Notes: Krypton-fluoride (KrF) lasers are of interest to laser fusion because they have both the large bandwidth capability ((approximately-greater-than)THz) desired for rapid beam smoothing and the short laser wavelength (1/4 μm) needed for good laser–target coupling. Nike is a recently completed 56-beam KrF laser and target facility at the Naval Research Laboratory. Because of its bandwidth of 1 THz FWHM (full width at half-maximum), Nike produces more uniform focal distributions than any other high-energy ultraviolet laser. Nike was designed to study the hydrodynamic instability of ablatively accelerated planar targets. First results show that Nike has spatially uniform ablation pressures (Δp/p〈2%). Targets have been accelerated for distances sufficient to study hydrodynamic instability while maintaining good planarity. In this review we present the performance of the Nike laser in producing uniform illumination, and its performance in correspondingly uniform acceleration of targets. © 1996 American Institute of Physics.

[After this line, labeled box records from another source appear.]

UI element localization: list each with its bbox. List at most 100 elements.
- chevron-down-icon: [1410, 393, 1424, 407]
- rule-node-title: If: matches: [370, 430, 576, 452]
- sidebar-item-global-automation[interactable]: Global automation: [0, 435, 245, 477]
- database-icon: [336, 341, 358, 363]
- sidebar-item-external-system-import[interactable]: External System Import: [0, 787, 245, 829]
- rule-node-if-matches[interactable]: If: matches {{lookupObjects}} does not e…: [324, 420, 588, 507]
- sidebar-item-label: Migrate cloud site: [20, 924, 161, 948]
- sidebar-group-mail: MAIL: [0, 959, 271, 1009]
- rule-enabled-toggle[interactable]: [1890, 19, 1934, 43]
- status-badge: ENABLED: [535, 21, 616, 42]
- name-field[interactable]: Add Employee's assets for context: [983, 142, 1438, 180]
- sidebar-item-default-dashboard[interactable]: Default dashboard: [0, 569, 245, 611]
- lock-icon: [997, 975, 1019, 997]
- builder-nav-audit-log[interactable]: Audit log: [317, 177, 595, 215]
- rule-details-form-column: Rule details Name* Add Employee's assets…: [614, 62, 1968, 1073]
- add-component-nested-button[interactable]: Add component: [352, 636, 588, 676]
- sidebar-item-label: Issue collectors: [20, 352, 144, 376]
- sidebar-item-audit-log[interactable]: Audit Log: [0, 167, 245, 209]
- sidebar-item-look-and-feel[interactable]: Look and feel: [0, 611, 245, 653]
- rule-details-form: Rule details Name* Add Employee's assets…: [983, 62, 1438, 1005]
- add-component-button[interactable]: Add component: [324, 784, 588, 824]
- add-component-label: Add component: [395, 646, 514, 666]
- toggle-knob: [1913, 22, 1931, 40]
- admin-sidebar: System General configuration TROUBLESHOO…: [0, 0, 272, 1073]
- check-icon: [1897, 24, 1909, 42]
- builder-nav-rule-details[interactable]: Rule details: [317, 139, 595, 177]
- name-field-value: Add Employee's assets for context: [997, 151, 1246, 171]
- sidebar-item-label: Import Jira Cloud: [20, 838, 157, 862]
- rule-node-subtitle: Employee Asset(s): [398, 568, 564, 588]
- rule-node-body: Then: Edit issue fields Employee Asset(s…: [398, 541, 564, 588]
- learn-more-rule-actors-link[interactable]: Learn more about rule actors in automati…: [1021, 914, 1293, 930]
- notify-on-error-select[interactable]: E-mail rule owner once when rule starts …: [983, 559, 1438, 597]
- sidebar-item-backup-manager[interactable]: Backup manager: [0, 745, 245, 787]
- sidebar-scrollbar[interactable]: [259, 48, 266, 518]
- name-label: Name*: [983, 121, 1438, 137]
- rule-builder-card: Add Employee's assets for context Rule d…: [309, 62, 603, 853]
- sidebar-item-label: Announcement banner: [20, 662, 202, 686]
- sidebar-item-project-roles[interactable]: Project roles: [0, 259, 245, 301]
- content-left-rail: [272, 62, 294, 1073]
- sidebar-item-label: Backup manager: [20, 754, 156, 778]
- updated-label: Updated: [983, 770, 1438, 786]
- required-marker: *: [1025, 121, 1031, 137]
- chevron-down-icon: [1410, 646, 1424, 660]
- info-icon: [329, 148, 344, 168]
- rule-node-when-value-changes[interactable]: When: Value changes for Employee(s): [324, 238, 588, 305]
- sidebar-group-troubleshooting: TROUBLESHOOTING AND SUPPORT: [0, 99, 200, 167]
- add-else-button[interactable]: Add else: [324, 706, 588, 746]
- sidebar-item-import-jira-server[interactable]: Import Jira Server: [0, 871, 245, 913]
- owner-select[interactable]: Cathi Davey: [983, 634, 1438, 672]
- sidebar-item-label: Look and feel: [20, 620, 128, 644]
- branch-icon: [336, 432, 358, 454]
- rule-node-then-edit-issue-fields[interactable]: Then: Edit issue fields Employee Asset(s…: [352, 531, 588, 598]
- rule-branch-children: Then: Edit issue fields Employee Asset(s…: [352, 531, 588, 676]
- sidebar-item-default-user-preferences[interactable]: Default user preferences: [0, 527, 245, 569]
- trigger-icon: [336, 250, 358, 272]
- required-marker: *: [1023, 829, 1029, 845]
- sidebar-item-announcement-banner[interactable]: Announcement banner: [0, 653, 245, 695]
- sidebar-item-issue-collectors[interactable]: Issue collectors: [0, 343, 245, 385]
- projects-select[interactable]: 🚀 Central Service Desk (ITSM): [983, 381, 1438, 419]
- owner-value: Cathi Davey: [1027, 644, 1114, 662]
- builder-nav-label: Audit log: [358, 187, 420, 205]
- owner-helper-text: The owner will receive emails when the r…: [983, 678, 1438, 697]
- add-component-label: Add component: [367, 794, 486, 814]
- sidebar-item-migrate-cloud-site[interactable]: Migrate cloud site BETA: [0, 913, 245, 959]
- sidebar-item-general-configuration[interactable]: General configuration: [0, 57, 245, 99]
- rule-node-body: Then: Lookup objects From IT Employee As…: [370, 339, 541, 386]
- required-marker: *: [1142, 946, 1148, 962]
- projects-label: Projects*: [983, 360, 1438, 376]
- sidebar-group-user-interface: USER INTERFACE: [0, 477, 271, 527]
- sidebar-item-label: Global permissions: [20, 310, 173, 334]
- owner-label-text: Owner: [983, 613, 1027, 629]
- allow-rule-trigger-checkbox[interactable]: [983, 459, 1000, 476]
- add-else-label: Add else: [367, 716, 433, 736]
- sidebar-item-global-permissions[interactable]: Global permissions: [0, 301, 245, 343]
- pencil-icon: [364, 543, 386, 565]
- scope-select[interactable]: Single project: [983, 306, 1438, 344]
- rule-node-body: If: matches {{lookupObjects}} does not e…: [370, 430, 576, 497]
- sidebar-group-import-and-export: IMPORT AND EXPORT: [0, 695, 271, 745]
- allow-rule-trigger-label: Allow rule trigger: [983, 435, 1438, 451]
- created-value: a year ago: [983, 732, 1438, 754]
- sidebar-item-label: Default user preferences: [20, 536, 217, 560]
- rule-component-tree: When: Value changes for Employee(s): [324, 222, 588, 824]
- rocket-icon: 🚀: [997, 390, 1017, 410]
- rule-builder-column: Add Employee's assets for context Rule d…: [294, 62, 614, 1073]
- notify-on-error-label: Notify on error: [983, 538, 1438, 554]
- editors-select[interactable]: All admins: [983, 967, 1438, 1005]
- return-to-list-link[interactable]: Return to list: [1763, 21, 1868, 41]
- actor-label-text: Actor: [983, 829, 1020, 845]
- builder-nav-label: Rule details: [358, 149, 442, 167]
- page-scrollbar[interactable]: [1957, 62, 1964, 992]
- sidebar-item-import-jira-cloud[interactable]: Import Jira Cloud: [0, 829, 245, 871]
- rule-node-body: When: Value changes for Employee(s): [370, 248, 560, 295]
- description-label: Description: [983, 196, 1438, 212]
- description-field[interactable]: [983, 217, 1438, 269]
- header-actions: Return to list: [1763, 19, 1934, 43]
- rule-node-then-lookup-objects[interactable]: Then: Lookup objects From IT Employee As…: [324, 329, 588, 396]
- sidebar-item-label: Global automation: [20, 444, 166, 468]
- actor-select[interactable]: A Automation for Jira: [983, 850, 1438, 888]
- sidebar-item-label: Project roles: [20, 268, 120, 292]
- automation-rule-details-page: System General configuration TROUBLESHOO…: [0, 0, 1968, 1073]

Notes: This paper describes theoretical and experimental investigations of induced spatial incoherence (ISI), a technique for achieving the smooth and controllable target beam profiles required for direct-drive laser fusion. In conventional ISI, a broadband laser beam (coherence time tc=1/Δν(very-much-less-than)tpulse) is sliced into an array of mutually incoherent beamlets by echelon structures that impose successive time delay increments Δt〉tc. A focusing lens then overlaps those beamlets onto the target, which is usually located at the far field. Here, we evaluate the ideal target beam profiles for practical ISI focusing configurations, and examine the perturbing effects of transient interference, laser aberration, and plasma filamentation. Analytic and numerical calculations show that nonuniformities due to interference among the beamlets are smoothed by both thermal diffusion and temporal averaging. Under laser-plasma conditions of interest to inertial confinement fusion (ICF), average ablation pressure nonuniformities ∼1% should be readily attainable. We also investigate a partial ISI scheme, which allows widely spaced beamlets to remain mutually coherent; the resulting high spatial frequency interference structure can be effectively smoothed by thermal diffusion alone. A perturbation analysis shows that the average target profile 〈I(x)〉 remains relatively insensitive to laser beam aberration when the scale length of that aberration is larger than the initial beamlet width. This aberration will tend to broaden and smooth 〈I(x)〉, rather than introduce any small-scale structure. The broadening is largely controllable because it depends only upon spatial averagesof the aberrated quantities over the entire laser aperture; the uncontrollable perturbations can be reduced to ∼1% in practical cases. Filamentation in the underdense plasma has been studied numerically using a 2D propagation/hydro code selfoct, which includes both ponderomotive and thermal effects. For 0.25-μm light, this code predicts that ISI should suppress filamentation in plasmas of interest to ICF. We review recent planar target experiments carried out at the Naval Research Laboratory using 1.054- and 0.527-μm light, which show that the combination of ISI and shorter wavelength substantially reduces all evidence of plasma instabilities. Finally, we review a promising alternative technique for achieving ISI in KrF lasers without using echelons.